Pour qu'une démocratie ait du sens, ses citoyens doivent avoir accès à des informations fiables, produites dans un environnement libre et pluraliste. Mais cette exigence fondamentale est mise à l'épreuve comme jamais auparavant. Dans le monde entier, les oligarques achètent l'ensemble des organes de presse afin de promouvoir leurs intérêts et d'accroître leur influence, tandis que les journalistes qui enquêtent sur des questions comme la discrimination et la corruption sont confrontés à de l'intimidation, à des violences et à des meurtres. Comment pouvons-nous garantir la liberté d'opinion dans de telles conditions ?
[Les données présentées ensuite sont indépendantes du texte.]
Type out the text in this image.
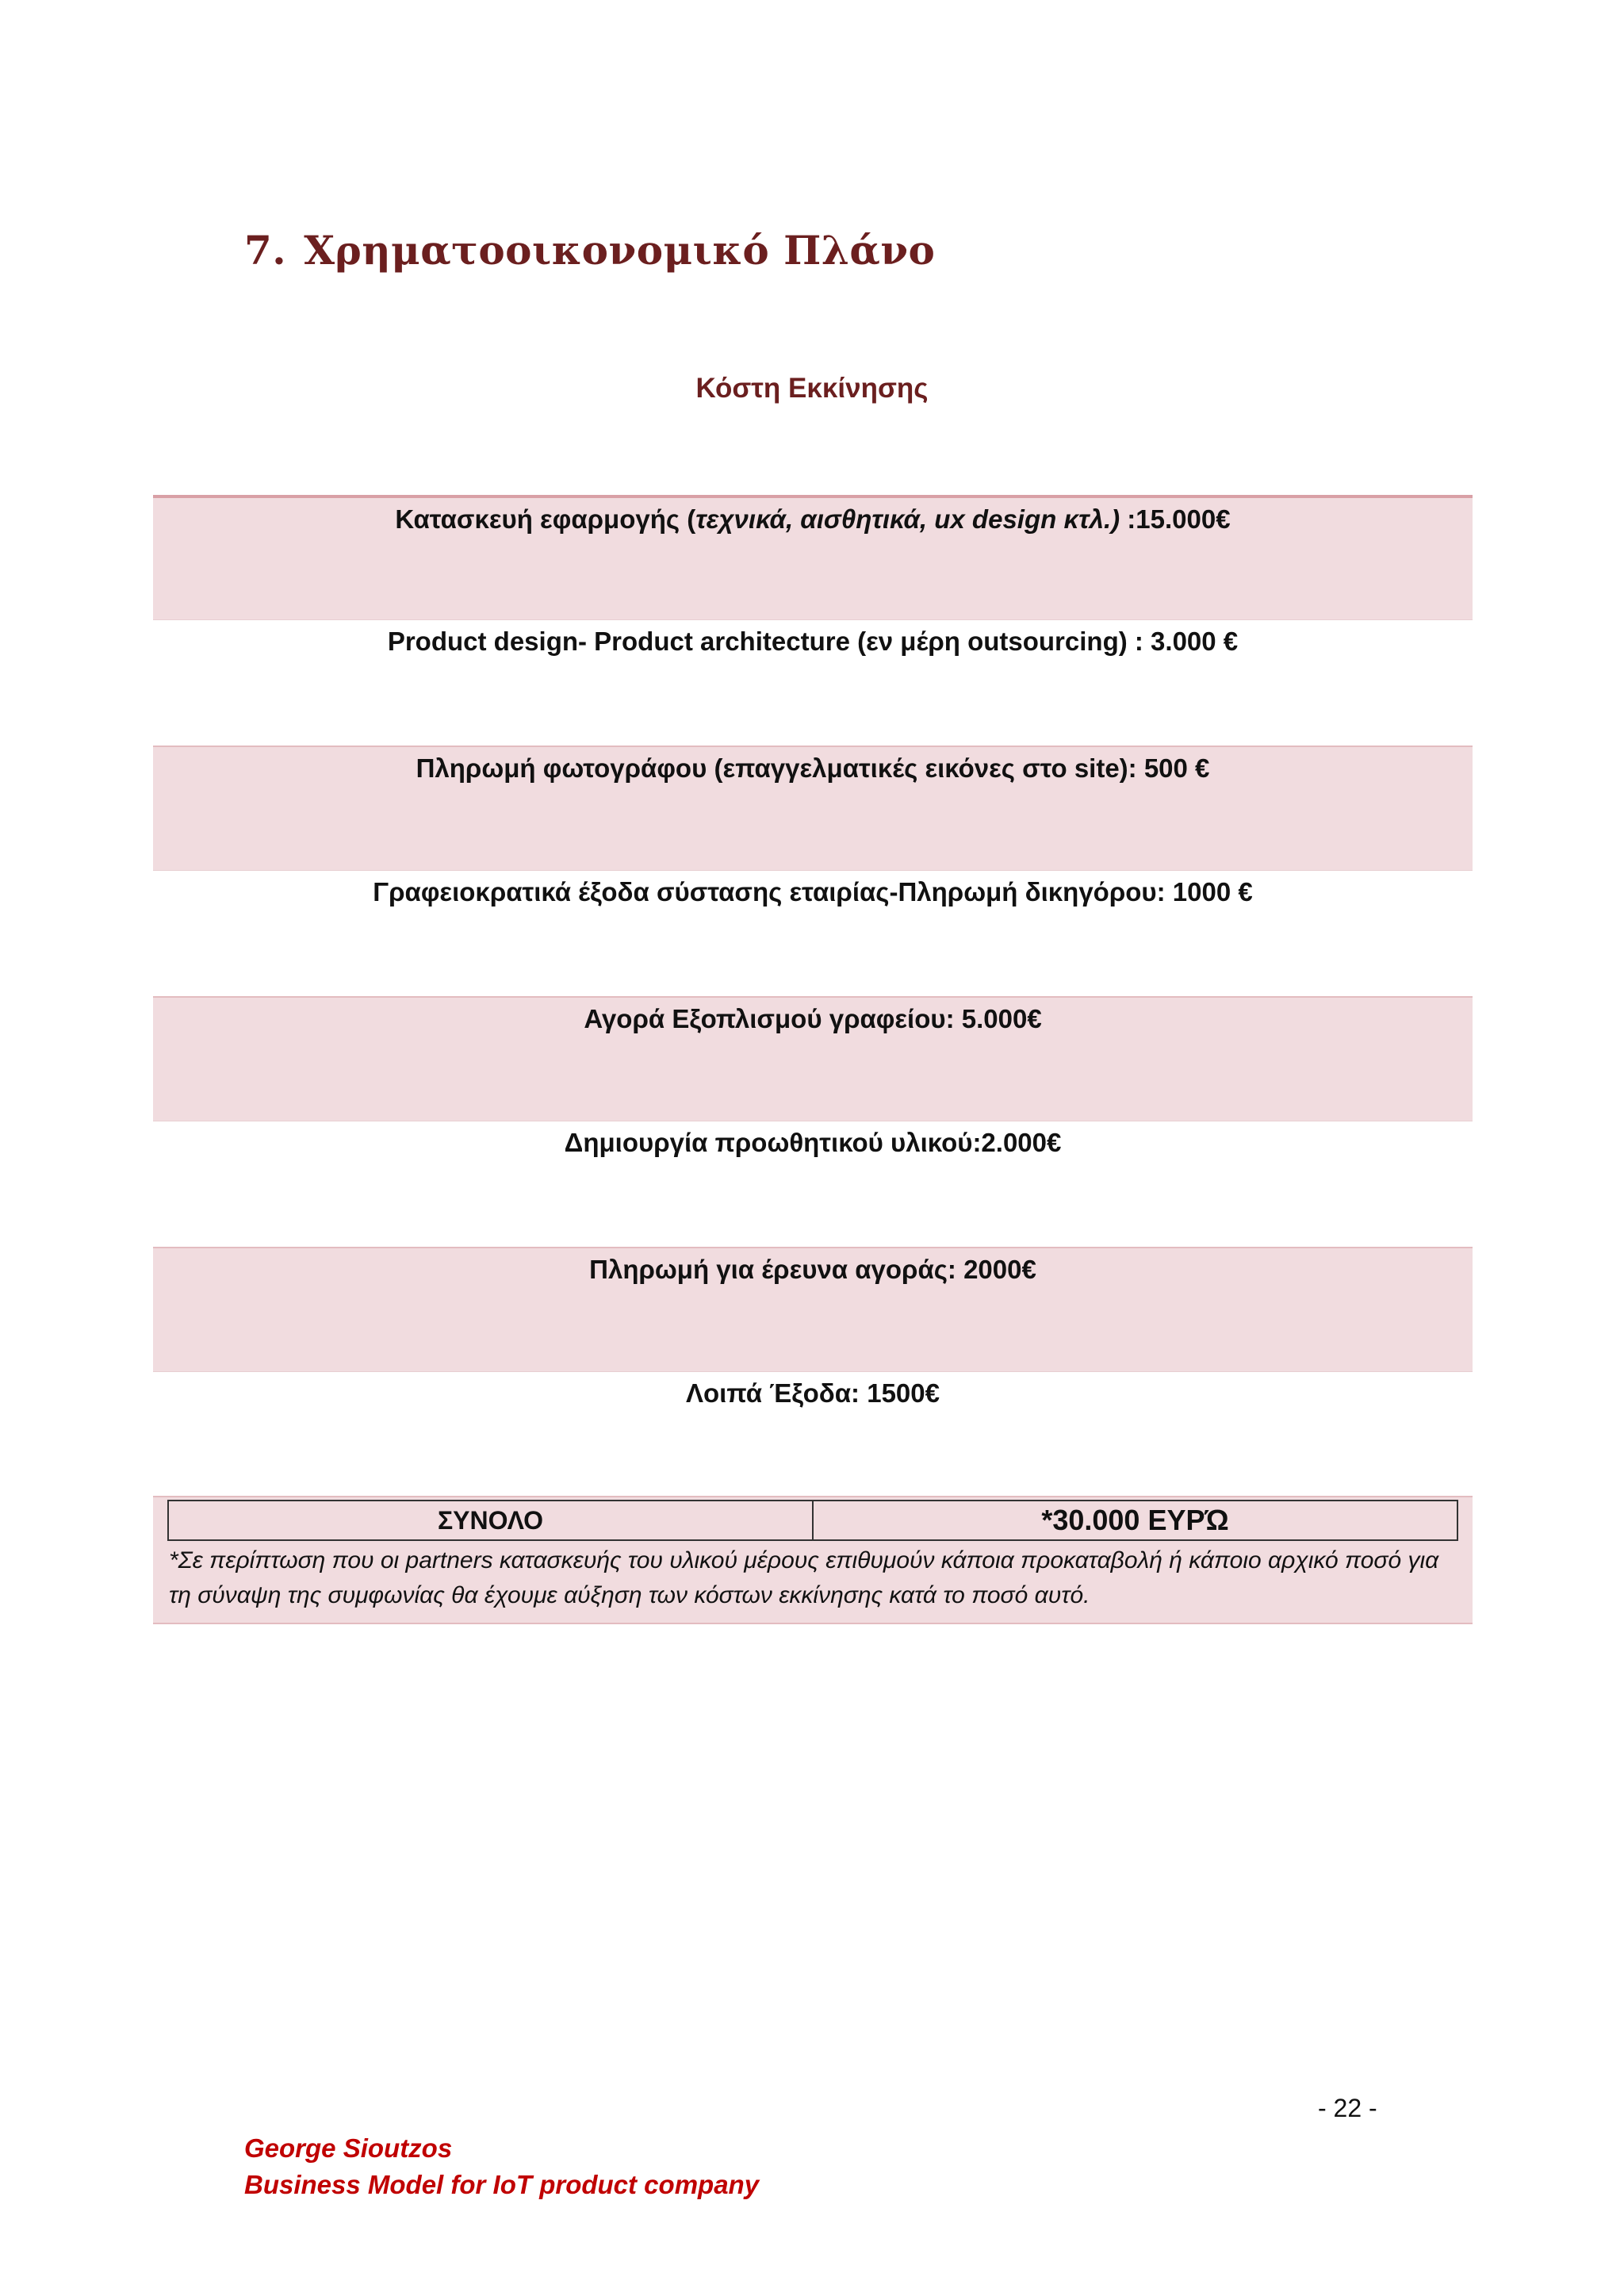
7. Χρηματοοικονομικό Πλάνο
Κόστη Εκκίνησης
Κατασκευή εφαρμογής (τεχνικά, αισθητικά, ux design κτλ.) :15.000€
Product design- Product architecture (εν μέρη outsourcing) : 3.000 €
Πληρωμή φωτογράφου (επαγγελματικές εικόνες στο site): 500 €
Γραφειοκρατικά έξοδα σύστασης εταιρίας-Πληρωμή δικηγόρου: 1000 €
Αγορά Εξοπλισμού γραφείου: 5.000€
Δημιουργία προωθητικού υλικού:2.000€
Πληρωμή για έρευνα αγοράς: 2000€
Λοιπά Έξοδα: 1500€
ΣΥΝΟΛΟ	*30.000 ΕΥΡΏ
*Σε περίπτωση που οι partners κατασκευής του υλικού μέρους επιθυμούν κάποια προκαταβολή ή κάποιο αρχικό ποσό για τη σύναψη της συμφωνίας θα έχουμε αύξηση των κόστων εκκίνησης κατά το ποσό αυτό.
- 22 -
George Sioutzos
Business Model for IoT product company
Les technologies de l'information et de la communication étaient censées nous accorder davantage de liberté, pas moins. Les débuts d'Internet ont démocratisé les informations et ont mis fin à la domination des éditeurs traditionnels et des conglomérats pro-gouvernementaux. Mais cette promesse initiale a fait place à une « jungle de l'information » où des prédateurs richissimes prennent l'avantage sur une opinion publique sans prétention. Aujourd'hui, les gouvernements se lancent dans des guerres de l'information : les hommes politiques utilisent les médias sociaux pour répandre des mensonges et les lobbyistes pour diffuser avec facilité un contenu trompeur. Comme l'a récemment découvert une étude du MIT, les fausses informations se propagent plus vite que les vraies - souvent de façon significative.
Bref, la mondialisation de l'information fait pencher la balance en faveur de ceux qui considèrent le mensonge comme un outil de contrôle. Les dictateurs exportent facilement leurs idées vers les sociétés ouvertes, alors que les contenus produits dans des conditions de liberté se déplacent rarement en sens inverse. Ce défi a été amplifié par la croissance d'entreprises technologiques multinationales, qui parviennent à dicter l'architecture de la sphère publique.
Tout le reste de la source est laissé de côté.